Painting by Charles-François Daubigny

The Harvest (French: la récolte) is an oil on canvas painting by French artist Charles-François Daubigny. It was completed in 1851 and is housed at Musée d'Orsay, Paris.

==Description==
Although the work cannot have been painted in the open air owing to its large dimensions, Daubigny certainly tried to capture the fleeting reality of a summer day in the country. The work stands out for its light colors and loose brushstrokes. Many other painters of the Barbizon School used a much darker palette. Daubigny showed himself to be a forerunner of the Impressionists. This is especially evident around the horizon, where only a few horizontally placed brushstrokes, each of a different color, can be seen.

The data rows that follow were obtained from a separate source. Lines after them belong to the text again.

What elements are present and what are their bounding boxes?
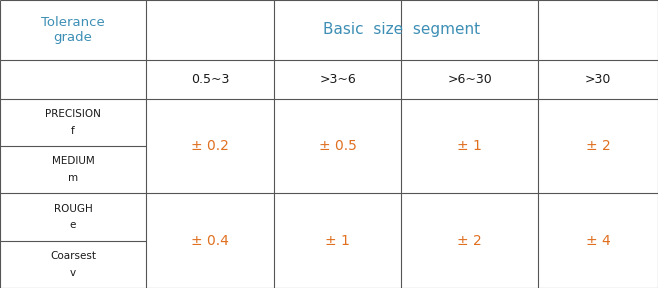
Text: ± 0.4: ± 0.4 <box>191 234 229 248</box>
Text: Coarsest
v: Coarsest v <box>50 251 96 278</box>
Text: PRECISION
f: PRECISION f <box>45 109 101 136</box>
Text: Tolerance
grade: Tolerance grade <box>41 16 105 44</box>
Text: ± 0.2: ± 0.2 <box>191 139 229 153</box>
Text: Basic  size  segment: Basic size segment <box>324 22 480 37</box>
Text: ± 1: ± 1 <box>457 139 482 153</box>
Text: ± 4: ± 4 <box>586 234 611 248</box>
Text: ROUGH
e: ROUGH e <box>54 204 92 230</box>
Text: ± 1: ± 1 <box>325 234 350 248</box>
Text: MEDIUM
m: MEDIUM m <box>52 156 94 183</box>
Text: >30: >30 <box>585 73 611 86</box>
Text: 0.5~3: 0.5~3 <box>191 73 229 86</box>
Text: ± 0.5: ± 0.5 <box>318 139 357 153</box>
Text: >3~6: >3~6 <box>319 73 356 86</box>
Text: >6~30: >6~30 <box>447 73 492 86</box>
Text: ± 2: ± 2 <box>457 234 482 248</box>
Text: ± 2: ± 2 <box>586 139 611 153</box>
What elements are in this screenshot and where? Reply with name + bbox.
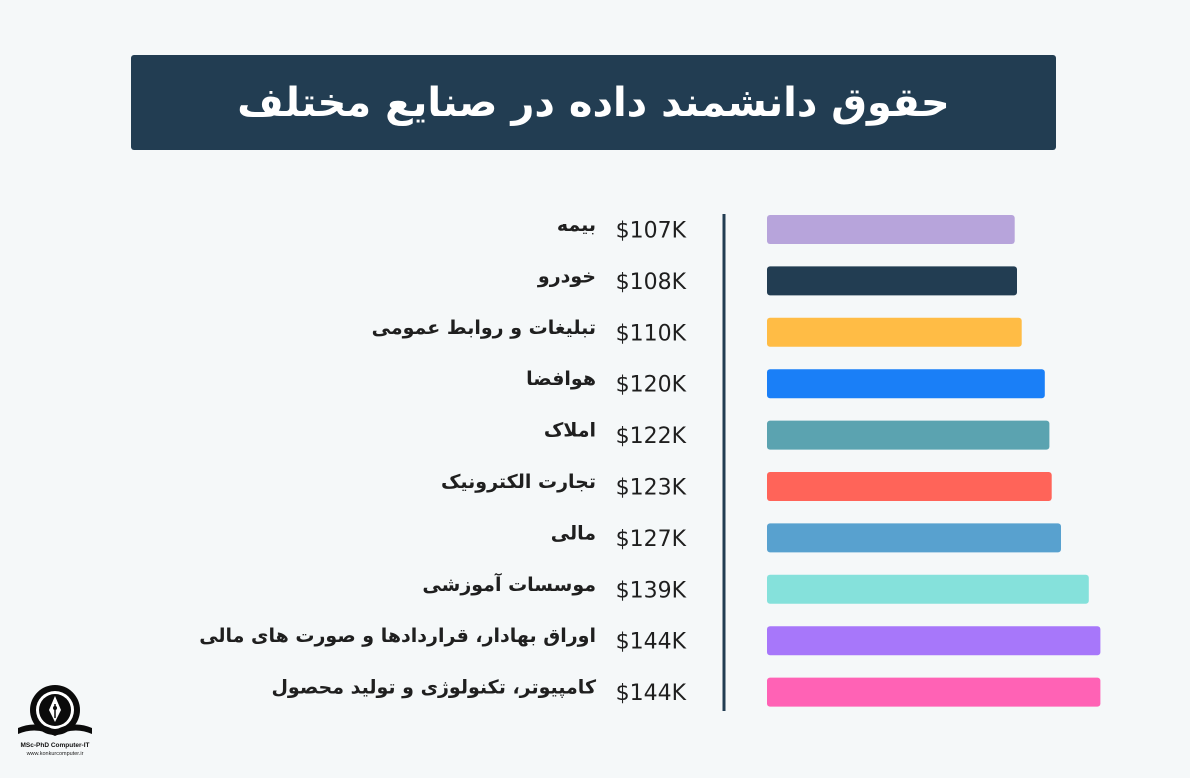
- title-banner: حقوق دانشمند داده در صنایع مختلف: [131, 55, 1056, 150]
- value-label-1: $108K: [616, 270, 687, 295]
- value-label-2: $110K: [616, 321, 687, 346]
- value-label-0: $107K: [616, 219, 687, 244]
- bar-1: [767, 266, 1017, 296]
- value-label-8: $144K: [616, 630, 687, 655]
- category-label-1: خودرو: [537, 265, 596, 287]
- value-label-4: $122K: [616, 424, 687, 449]
- value-label-5: $123K: [616, 476, 687, 501]
- bar-8: [767, 626, 1101, 656]
- category-label-8: اوراق بهادار، قراردادها و صورت های مالی: [199, 625, 596, 647]
- bar-3: [767, 369, 1045, 399]
- category-label-7: موسسات آموزشی: [422, 572, 596, 596]
- value-label-3: $120K: [616, 373, 687, 398]
- pen-book-icon: [18, 685, 92, 736]
- bar-9: [767, 677, 1101, 707]
- logo-url: www.konkurcomputer.ir: [26, 751, 84, 757]
- category-label-5: تجارت الکترونیک: [441, 471, 596, 493]
- value-label-6: $127K: [616, 527, 687, 552]
- logo-text: MSc-PhD Computer-IT: [20, 742, 90, 749]
- category-label-9: کامپیوتر، تکنولوژی و تولید محصول: [271, 677, 597, 699]
- bar-4: [767, 420, 1050, 450]
- category-label-2: تبلیغات و روابط عمومی: [372, 317, 596, 339]
- bar-0: [767, 215, 1015, 244]
- category-label-0: بیمه: [557, 214, 596, 236]
- bar-6: [767, 523, 1061, 553]
- category-label-6: مالی: [551, 522, 596, 544]
- chart-title: حقوق دانشمند داده در صنایع مختلف: [237, 79, 950, 126]
- bar-7: [767, 574, 1089, 604]
- category-label-3: هوافضا: [526, 368, 596, 390]
- value-label-9: $144K: [616, 681, 687, 706]
- bar-5: [767, 472, 1052, 501]
- value-label-7: $139K: [616, 578, 687, 603]
- category-label-4: املاک: [544, 420, 596, 442]
- bar-2: [767, 317, 1022, 347]
- brand-logo: MSc-PhD Computer-IT www.konkurcomputer.i…: [14, 680, 96, 770]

In this painting, the whole countryside is marked out in blue squares that seems like a chessboard. All of the activities are picturesquely grouped around a golden blaze such as men doubled over, women hurrying along the narrow paths, and people stooking sheaves of corn and loading carts.

==Reception==
The painting was exhibited at the Paris Salon of 1852. The work was very successful and marked a breakthrough in the painter's career. The brothers Edmond and Jules de Goncourt devoted a long review in high praise of the work: "Men harvest bent and women hurry along the narrow paths and sheaves are tied and wagons loaded. All these activities come together picturesquely in a golden glow, in which a brush without paint makes a plow furrow sparkle here and there (...). The grain harvest has never been better depicted; (...) and Mr Daubigny's painting is a masterpiece, despite the neglect of the background."

==Provenance==
Daubigny made the painting at the behest of the French Minister of the Interior for 2,500 francs. In 1853, the French state bought the work. It will hang in the Ministry of Justice. In 1907 it was transferred to the Louvre, in Paris. In 1986, it was moved to the Musée d'Orsay, where it still hangs.